• En page 4 du quotidien Ouest-France, daté 12 et 13 janvier 2013, l'article : "Bisphénol A, menace sur la reproduction humaine ? Malformations des organes sexuels masculins, baisse des spermatozoïdes, cancer, une étude de chercheurs français apporte des preuves contre cette substance chimique dont l'interdiction n'est que progressive."

    Il s'agit d'un entretien entre le journaliste, Serge Poirot, et le Professeur René Habert. Le professeur a publié les résultats d'une étude qui a demandé quatre ans de travaux. Où est-elle publiée ? Sur le site www.plosone.org... Je vais voir : c'est en anglais, ouille ! (because my english is more than fifty years back). Retour à l'article.

    Le Bisphénol A est un produit de synthèse chimique très utile à l'industrie des plastiques. La plupart des contenants, alimentaires ou non, sont maintenant en plastique et en contiennent. Le souci est qu'il migre du contenant au contenu. Dans le cas des biberons, le bébé boit du Bisphénol A avec le lait. L'on sait maintenant que ce produit est un perturbateur endocrinien, cancérigène et neurotoxique ! Il est interdit au Canada depuis longtemps et en France depuis 2013 ! Il aura fallu beaucoup d'enfants victimes de cette molécule de synthèse pour qu'on en vienne là.

    D'après l'article, tous les autres emballages alimentaires ne seront exempts de Bisphénol A qu'en 2015 ! J'imagine que ce report de l'interdiction est dû à la pression des industriels ; ils ne savent par quoi remplacer la molécule criminelle. Certes, mais la santé publique n'est-elle pas prioritaire ?

    Ma femme et moi savions depuis longtemps ce qu'il en était. Nous avions donc affecté les boites Tupperware aux clous, aux vis et aux boulons, trouvé  en grande distribution des boites en verre pour les aliments. Le couvercle est encore en plastique, mais en principe il ne touche pas l'aliment. Quand même, merci aux fabricants qui ont prévu le coup !

    Je vous écris cela parce que la choucroute nous est arrivée sous emballage plastique. Je vous ai invité à la placer sous verre : l'acidité du jus chatouille nécessairement le plastique : que ce plastique soit certifié "de qualité alimentaire" ne change rien à l'affaire.

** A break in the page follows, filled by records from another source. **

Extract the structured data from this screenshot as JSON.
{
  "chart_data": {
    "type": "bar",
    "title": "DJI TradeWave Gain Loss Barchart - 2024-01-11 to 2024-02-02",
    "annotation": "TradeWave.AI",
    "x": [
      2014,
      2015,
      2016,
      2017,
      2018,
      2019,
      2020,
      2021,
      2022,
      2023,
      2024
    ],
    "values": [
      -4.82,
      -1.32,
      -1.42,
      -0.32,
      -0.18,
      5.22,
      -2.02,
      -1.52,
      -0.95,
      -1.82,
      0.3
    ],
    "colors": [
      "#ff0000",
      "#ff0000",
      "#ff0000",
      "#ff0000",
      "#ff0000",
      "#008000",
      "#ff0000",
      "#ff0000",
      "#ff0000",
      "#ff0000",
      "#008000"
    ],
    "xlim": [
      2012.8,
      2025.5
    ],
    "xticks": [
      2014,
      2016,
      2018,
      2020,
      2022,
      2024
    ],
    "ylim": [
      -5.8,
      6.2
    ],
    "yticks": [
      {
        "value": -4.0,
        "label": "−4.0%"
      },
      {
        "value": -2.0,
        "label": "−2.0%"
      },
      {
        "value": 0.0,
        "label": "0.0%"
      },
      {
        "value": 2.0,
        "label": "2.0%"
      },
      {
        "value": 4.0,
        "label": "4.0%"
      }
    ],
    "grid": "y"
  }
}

D'ailleurs, une telle certification a-t-elle encore un sens ? Hé oui, il faut douter de tout !

    Dites, à propos, le vin est de plus en plus vendu en "cubi" : poche plastique ou poche aluminium, ce n'est guère mieux... Le vin, comme tout liquide organique, est porteur d'acidité... et je n'ai jamais cru à la neutralité de ces contenants... mais sans preuve à exhiber, je me taisais. Sujet tabou ! Même le verre, quand il est teinté, m'a dit un jour un pharmacien, peut laisser passer des éléments chimiques dans le vin ! Dionysos, à l'aide ! Aux fous !

    Le Bisphénol A est présent partout dans les emballages plastiques, mais il n'est pas seul en cause ! Le professeur Habert dit ne pas savoir par quoi les industriels vont le remplacer. Pour prédire l'effet qu'auront les autres molécules de synthèse utilisées par l'industrie, sachant qu'il en dénombre 870, on ne s'en sortira certes pas s'il faut quatre ans pour étudier, une par une, leurs effets sur l'être humain. Cela fait froid dans le dos...

    Considérant le tumulte qui est fait autour du "mariage pour tous", qui touche au symbolique mais rien de plus, et la discrétion de l'information concernant le "Bisphénol pour tous", qui ne mobilise pas les foules quand, pourtant, la survie de l'espèce humaine est en jeu, et rien de moins, je me suis senti défaillir. Alors, dans un sursaut, j'ai saisi mon tire-bouchon et couru au cellier : j'avais besoin d'un remontant !

    Car l'homme ne vit pas que de symboles, il lui faut aussi du bon vin.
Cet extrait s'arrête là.